It seems that Dirac did not consider the interaction between the positrons, right?
How could he ignore them?
It seems that Dirac did not consider the interaction between the positrons, right?
How could he ignore them?
The Dirac equation is the equation through which the physicists (Dirac, in particular) discovered positrons – the first particles of antimatter – and Dirac got a well-deserved Nobel prize for that breakthrough. According to this theory, positrons are in some way related to electrons with the opposite sign of the energy or moving backwards in time.
More rigorously, there is a precise symmetry between positrons and electrons according to the Dirac equation, the charge conjugation symmetry $C$, that Dirac was very well aware of. Because Dirac knew about the interactions between the electrons and he was the first man who found the symmetry between matter and antimatter (not to mention antimatter itself), we may be sure that he knew about the interactions between the positrons, too.
In particular, the original Dirac equation describes a single electron interacting with the (classical) external electromagnetic field and the same equation also describes a single positron interacting with the external electromagnetic field. The Dirac field used in a quantum field theory describes many electrons and positrons (and other particles) and they interact the way they should.

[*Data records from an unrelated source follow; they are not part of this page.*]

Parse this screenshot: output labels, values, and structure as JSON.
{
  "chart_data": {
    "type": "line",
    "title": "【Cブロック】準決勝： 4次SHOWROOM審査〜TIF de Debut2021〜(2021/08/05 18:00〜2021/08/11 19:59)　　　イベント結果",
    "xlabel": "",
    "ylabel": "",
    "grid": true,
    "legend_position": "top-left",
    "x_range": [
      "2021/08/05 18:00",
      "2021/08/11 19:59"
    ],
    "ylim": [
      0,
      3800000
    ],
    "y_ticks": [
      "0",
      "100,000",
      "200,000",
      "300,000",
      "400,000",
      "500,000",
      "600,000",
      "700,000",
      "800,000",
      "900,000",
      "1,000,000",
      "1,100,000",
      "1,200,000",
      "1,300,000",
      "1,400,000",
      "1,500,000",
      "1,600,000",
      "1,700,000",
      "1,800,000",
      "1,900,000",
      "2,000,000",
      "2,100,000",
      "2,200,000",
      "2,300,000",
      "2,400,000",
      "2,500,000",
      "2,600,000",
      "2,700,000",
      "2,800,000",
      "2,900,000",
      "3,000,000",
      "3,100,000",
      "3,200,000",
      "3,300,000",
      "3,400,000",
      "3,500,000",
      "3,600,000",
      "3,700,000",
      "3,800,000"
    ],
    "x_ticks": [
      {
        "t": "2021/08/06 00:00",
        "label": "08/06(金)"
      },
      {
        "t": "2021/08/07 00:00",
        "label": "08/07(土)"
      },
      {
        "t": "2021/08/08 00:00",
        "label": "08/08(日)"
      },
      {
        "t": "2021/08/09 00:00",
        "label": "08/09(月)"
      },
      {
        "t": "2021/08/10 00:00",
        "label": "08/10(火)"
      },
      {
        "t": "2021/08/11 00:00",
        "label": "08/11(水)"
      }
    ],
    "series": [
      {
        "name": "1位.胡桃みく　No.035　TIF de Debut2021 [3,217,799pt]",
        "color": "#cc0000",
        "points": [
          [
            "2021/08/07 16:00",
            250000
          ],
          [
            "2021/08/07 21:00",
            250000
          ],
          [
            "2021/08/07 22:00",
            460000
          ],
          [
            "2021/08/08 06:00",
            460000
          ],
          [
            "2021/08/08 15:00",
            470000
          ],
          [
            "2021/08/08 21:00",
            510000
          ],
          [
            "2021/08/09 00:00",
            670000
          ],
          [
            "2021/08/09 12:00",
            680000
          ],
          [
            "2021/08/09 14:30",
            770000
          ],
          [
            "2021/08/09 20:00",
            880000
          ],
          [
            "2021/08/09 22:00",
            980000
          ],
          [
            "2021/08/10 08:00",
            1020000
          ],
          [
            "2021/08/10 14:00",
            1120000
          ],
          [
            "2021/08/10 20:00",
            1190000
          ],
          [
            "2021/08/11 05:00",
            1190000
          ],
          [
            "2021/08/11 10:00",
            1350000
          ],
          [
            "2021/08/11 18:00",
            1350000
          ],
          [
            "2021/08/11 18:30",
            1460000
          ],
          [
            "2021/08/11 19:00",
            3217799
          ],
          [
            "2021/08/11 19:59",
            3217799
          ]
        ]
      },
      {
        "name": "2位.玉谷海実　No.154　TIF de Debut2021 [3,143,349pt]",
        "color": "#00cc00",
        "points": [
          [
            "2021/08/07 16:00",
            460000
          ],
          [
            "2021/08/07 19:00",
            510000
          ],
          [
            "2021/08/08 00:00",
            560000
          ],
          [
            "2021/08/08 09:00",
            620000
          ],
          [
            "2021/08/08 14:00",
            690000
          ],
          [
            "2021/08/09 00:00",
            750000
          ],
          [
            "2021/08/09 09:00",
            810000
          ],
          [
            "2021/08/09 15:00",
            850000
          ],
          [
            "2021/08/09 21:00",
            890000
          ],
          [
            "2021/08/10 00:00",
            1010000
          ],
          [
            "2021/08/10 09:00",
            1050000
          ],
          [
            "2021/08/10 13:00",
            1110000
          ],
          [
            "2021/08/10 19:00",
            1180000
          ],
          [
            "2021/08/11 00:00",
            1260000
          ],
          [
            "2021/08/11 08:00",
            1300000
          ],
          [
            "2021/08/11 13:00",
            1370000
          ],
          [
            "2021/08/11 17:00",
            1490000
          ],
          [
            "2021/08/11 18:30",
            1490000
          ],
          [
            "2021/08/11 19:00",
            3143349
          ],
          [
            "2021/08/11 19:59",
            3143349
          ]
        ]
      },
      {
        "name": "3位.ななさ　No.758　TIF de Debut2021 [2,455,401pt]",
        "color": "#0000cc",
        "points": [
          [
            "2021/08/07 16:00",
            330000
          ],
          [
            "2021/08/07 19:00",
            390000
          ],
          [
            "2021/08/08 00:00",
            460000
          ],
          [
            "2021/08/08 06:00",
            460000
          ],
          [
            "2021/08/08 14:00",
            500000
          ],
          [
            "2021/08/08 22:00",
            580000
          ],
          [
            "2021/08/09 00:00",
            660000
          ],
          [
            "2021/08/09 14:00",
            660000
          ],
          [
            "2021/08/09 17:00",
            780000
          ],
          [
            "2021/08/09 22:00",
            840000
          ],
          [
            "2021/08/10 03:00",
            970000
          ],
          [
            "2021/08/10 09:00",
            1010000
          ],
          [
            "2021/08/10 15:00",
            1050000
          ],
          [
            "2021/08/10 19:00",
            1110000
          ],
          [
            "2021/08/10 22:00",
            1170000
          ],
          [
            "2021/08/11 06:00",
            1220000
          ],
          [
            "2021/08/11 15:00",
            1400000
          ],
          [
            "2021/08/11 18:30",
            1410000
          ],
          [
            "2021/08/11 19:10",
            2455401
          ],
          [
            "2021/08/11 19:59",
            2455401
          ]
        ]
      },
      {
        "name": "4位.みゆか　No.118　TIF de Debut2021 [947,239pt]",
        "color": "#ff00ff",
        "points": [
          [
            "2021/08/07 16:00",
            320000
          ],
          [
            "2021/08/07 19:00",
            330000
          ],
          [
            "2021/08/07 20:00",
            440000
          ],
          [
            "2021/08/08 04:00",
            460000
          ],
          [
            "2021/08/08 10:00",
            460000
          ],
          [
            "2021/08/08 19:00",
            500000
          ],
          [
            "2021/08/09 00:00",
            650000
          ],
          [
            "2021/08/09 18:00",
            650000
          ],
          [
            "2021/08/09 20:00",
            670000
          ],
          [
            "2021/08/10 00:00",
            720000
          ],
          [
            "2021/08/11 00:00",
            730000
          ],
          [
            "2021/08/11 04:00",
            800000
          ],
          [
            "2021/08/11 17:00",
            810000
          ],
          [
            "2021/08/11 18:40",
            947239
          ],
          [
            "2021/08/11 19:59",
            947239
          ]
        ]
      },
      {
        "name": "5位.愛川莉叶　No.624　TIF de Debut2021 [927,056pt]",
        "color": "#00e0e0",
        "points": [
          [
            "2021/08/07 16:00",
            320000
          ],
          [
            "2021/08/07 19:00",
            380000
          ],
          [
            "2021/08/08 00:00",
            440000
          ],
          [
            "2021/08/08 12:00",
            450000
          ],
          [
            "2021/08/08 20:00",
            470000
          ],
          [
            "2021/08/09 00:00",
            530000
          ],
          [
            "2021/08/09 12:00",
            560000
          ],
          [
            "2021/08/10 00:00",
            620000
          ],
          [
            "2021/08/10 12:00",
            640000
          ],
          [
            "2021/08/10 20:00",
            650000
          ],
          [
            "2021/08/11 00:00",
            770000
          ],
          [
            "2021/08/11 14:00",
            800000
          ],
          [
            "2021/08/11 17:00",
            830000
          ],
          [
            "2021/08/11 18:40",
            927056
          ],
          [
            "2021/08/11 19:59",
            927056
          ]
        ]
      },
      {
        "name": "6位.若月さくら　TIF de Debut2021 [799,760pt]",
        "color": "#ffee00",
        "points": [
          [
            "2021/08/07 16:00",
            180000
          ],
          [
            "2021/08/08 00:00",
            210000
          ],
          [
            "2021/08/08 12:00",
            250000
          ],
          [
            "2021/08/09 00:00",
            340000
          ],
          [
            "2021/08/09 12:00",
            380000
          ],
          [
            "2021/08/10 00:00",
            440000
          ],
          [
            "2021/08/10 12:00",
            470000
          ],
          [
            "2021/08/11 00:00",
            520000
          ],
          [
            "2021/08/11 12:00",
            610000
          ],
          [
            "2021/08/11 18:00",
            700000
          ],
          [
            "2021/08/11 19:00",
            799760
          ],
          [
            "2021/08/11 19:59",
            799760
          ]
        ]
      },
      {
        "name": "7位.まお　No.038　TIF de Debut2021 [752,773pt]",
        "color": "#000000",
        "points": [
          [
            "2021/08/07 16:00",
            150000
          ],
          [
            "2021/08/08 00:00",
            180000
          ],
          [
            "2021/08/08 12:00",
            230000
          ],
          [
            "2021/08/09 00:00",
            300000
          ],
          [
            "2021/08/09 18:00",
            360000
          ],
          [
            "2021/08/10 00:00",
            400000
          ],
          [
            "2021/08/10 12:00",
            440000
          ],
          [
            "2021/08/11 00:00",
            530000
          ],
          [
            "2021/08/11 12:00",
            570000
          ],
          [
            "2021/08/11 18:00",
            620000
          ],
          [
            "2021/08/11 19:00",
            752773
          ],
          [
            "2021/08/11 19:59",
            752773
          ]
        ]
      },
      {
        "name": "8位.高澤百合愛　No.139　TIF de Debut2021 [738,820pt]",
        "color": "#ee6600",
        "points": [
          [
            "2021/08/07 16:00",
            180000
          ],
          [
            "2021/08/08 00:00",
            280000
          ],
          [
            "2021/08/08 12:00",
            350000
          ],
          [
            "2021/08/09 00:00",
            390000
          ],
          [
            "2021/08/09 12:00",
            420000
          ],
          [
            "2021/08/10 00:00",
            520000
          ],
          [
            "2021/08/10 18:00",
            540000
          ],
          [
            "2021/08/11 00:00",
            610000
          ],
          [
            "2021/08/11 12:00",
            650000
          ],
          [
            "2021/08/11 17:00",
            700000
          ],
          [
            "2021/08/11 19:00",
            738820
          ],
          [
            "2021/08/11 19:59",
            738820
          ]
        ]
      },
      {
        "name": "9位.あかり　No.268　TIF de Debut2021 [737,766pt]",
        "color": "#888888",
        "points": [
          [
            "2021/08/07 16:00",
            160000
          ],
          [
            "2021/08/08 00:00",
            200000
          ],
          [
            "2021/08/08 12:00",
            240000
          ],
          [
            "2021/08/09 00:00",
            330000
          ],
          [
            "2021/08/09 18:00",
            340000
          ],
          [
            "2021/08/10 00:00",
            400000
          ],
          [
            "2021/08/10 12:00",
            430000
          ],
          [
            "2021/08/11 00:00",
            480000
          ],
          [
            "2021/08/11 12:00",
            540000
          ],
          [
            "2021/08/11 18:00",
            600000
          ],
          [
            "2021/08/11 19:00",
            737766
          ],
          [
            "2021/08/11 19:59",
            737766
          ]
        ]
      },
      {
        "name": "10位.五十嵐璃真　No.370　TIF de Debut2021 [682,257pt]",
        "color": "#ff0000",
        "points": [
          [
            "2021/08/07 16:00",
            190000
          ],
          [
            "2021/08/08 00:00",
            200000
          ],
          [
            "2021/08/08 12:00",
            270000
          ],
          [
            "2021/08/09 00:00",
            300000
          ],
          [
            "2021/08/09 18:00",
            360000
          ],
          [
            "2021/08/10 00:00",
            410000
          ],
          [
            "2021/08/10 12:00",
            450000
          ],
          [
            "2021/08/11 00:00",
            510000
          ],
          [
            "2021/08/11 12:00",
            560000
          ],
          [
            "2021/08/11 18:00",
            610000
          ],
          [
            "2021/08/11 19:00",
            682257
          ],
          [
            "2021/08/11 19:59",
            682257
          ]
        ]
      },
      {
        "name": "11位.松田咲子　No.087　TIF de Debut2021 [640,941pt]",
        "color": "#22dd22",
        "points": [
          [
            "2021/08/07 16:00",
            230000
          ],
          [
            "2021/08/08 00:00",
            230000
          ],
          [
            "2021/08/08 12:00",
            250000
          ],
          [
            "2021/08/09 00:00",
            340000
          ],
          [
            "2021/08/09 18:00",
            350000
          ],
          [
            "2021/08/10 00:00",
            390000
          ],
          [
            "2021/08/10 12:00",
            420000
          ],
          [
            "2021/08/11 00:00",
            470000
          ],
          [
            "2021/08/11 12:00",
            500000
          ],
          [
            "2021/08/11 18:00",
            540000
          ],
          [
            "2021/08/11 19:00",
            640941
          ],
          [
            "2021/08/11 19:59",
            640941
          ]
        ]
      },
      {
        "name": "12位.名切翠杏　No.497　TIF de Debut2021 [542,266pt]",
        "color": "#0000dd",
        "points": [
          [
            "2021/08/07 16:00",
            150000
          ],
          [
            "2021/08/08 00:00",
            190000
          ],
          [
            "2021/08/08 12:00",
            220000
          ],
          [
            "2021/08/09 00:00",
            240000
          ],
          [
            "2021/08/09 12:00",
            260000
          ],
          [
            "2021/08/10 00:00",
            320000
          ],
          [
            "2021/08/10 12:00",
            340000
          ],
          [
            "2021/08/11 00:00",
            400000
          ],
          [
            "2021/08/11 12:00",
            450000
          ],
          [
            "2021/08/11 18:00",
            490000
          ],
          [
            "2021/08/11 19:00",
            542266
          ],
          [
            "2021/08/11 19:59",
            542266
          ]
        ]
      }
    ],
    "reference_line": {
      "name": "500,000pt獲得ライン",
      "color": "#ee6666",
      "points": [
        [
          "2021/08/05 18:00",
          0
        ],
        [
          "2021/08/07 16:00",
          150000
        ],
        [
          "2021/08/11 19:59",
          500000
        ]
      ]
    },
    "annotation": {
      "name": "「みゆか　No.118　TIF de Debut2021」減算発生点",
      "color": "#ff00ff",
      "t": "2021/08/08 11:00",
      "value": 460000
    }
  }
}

Maybe the question is about a possible interaction between the positrons in the Dirac sea, the set of fully occupied negative-energy one-electron states of the quantum field. First of all, if we describe the quantized Dirac field in this way, the particles in the Dirac sea should be called electrons, not positrons.
Second, these negative-energy electrons could be said to repel each other and contribute a positive electrostatic potential energy from the repulsion. However, the actual charge density of the Dirac sea has to be renormalized to $dQ/dV = 0$. In terms of the Dirac sea, one must modify the formula by adding a "background charge" that exactly cancels the Dirac sea electrons' charge. Because it's the total charge density that enters the formula for the electrostatic potential energy, the latter is zero, too.
So this potential energy is cancelled in the ground state. It actually has to be done e.g. to preserve the electromagnetic $U(1)$ gauge symmetry (which is needed for the consistency of QED or any quantum field theory with a gauge symmetry). Also, the hypothetical repulsion doesn't affect the individual excited electrons or positrons. Because the theory including the Dirac sea is Lorentz-covariant, it follows that in an electron's or positron's rest frame, the total force from all the electrons in the Dirac sea has to be $\vec F=0$.
At most, the contribution from the repulsion could contribute a vector $p^{\prime\mu}$ that is parallel to the original $p^\mu$ of the electron or the positron. This is equivalent to a change of the length of the vector, i.e. a renormalization of the mass. In quantum field theory, such effects are represented by corrections to the electron-positron Dirac propagator. The corrections yield various terms, mostly divergent terms, and by the process of renormalization (that Dirac didn't like but is surely needed for any precision calculations), we may impose the experimentally measured mass of the electron-positron and guarantee that all these possible corrections are inconsequantial.
The correct treatment of these higher-order effects is difficult but it justifies the well-definedness of the Dirac free field theory starting point.